When carrying out an ELISA assay it is important to prepare your samples in order to achieve the best possible results. Below we have a list of procedures for the preparation of samples for different sample types.
Sample Type
Protocol
Serum
If using serum separator tubes, allow samples to clot for 30 minutes at room temperature. Centrifuge for 10 minutes at 1,000x g. Collect the serum fraction and assay promptly or aliquot and store the samples at -80°C. Avoid multiple freeze-thaw cycles. If serum separator tubes are not being used, allow samples to clot overnight at 2-8°C. Centrifuge for 10 minutes at 1,000x g. Remove serum and assay promptly or aliquot and store the samples at -80°C. Avoid multiple freeze-thaw cycles.
Plasma
Collect plasma using EDTA or heparin as an anticoagulant. Centrifuge samples at 4°C for 15 mins at 1000 × g within 30 mins of collection. Collect the plasma fraction and assay promptly or aliquot and store the samples at -80°C. Avoid multiple freeze-thaw cycles. Note: Over haemolysed samples are not suitable for use with this kit.

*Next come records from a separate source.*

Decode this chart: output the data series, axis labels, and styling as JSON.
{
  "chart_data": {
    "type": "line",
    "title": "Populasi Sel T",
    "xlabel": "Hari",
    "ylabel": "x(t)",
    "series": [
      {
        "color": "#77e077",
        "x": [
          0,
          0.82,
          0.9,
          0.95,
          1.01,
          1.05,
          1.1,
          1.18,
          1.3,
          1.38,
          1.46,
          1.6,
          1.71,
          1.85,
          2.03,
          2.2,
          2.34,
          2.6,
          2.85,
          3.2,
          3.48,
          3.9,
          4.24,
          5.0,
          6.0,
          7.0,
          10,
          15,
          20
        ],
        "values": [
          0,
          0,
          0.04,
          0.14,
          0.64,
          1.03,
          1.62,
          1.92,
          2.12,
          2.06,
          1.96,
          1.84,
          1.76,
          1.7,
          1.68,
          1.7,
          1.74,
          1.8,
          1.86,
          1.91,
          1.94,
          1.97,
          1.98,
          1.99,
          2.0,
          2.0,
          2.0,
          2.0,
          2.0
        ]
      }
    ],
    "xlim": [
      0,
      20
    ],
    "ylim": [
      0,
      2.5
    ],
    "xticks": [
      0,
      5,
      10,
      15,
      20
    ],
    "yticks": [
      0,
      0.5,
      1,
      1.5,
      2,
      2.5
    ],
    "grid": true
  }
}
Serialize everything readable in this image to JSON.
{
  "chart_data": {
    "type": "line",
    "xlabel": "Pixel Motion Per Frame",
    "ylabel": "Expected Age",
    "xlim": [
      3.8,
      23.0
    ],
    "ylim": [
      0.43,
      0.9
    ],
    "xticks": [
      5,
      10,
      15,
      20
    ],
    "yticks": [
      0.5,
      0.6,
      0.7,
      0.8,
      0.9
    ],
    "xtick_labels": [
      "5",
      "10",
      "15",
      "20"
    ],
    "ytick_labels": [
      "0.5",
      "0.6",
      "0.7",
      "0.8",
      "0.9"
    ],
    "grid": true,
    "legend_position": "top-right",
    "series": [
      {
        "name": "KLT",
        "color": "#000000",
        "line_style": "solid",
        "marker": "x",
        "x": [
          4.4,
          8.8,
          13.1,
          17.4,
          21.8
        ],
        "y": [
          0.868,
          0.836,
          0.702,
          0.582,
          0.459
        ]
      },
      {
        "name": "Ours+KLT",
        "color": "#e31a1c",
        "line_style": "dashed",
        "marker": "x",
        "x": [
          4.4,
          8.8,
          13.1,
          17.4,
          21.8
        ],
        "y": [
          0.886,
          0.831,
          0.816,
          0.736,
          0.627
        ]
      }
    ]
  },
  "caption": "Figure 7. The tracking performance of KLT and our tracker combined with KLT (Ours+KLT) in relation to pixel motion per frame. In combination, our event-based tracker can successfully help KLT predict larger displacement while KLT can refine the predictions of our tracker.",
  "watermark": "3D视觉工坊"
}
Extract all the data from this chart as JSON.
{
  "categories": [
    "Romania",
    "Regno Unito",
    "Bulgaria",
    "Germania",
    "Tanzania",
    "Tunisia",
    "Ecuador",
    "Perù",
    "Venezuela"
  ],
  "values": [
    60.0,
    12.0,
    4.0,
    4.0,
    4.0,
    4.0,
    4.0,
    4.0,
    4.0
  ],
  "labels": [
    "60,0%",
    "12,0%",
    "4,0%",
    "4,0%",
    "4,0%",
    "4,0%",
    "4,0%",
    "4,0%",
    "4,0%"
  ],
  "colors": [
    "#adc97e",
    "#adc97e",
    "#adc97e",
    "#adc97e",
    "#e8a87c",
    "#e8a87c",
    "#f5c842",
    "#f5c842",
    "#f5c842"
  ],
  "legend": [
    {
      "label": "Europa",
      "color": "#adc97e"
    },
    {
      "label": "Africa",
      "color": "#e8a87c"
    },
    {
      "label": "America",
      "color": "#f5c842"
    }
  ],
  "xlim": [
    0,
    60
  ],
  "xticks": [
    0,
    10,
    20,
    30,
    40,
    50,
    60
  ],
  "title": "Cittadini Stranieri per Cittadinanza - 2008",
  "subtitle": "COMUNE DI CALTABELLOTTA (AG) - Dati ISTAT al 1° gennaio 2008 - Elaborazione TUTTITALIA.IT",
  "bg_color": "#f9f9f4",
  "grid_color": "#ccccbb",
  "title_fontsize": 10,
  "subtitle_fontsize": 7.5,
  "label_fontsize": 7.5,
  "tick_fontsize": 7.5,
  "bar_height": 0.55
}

Urine & Cerebrospinal Fluid
Collect the urine (mid-stream) in a sterile container, centrifuge for 20 mins at 2000-3000 rpm. Remove supernatant and assay immediately. If any precipitation is detected, repeat the centrifugation step. A similar protocol can be used for cerebrospinal fluid.
Cell culture supernatant
Collect the cell culture media by pipette, followed by centrifugation at 4°C for 20 mins at 1500 rpm. Collect the clear supernatant and assay immediately.
Cell lysates
Solubilize cells in lysis buffer and allow to sit on ice for 30 minutes. Centrifuge tubes at 14,000 x g for 5 minutes to remove insoluble material. Aliquot the supernatant into a new tube and discard the remaining whole cell extract. Quantify total protein concentration using a total protein assay. Assay immediately or aliquot and store at ≤ -20 °C.
Tissue homogenates
The preparation of tissue homogenates will vary depending upon tissue type. Rinse tissue with 1X PBS to remove excess blood & homogenize in 20ml of 1X PBS (including protease inhibitors) and store overnight at ≤ -20°C. Two freeze-thaw cycles are required to break the cell membranes. To further disrupt the cell membranes you can sonicate the samples. Centrifuge homogenates for 5 mins at 5000xg. Remove the supernatant and assay immediately or aliquot and store at -20°C or -80°C.
Tissue lysates
Rinse tissue with PBS, cut into 1-2 mm pieces, and homogenize with a tissue homogenizer in PBS. Add an equal volume of RIPA buffer containing protease inhibitors and lyse tissues at room temperature for 30 minutes with gentle agitation. Centrifuge to remove debris. Quantify total protein concentration using a total protein assay. Assay immediately or aliquot and store at ≤ -20 °C.
Breast Milk
Collect milk samples and centrifuge at 10,000 x g for 60 min at 4°C. Aliquot the supernatant and assay. For long term use, store samples at -80°C. Minimize freeze/thaw cycles.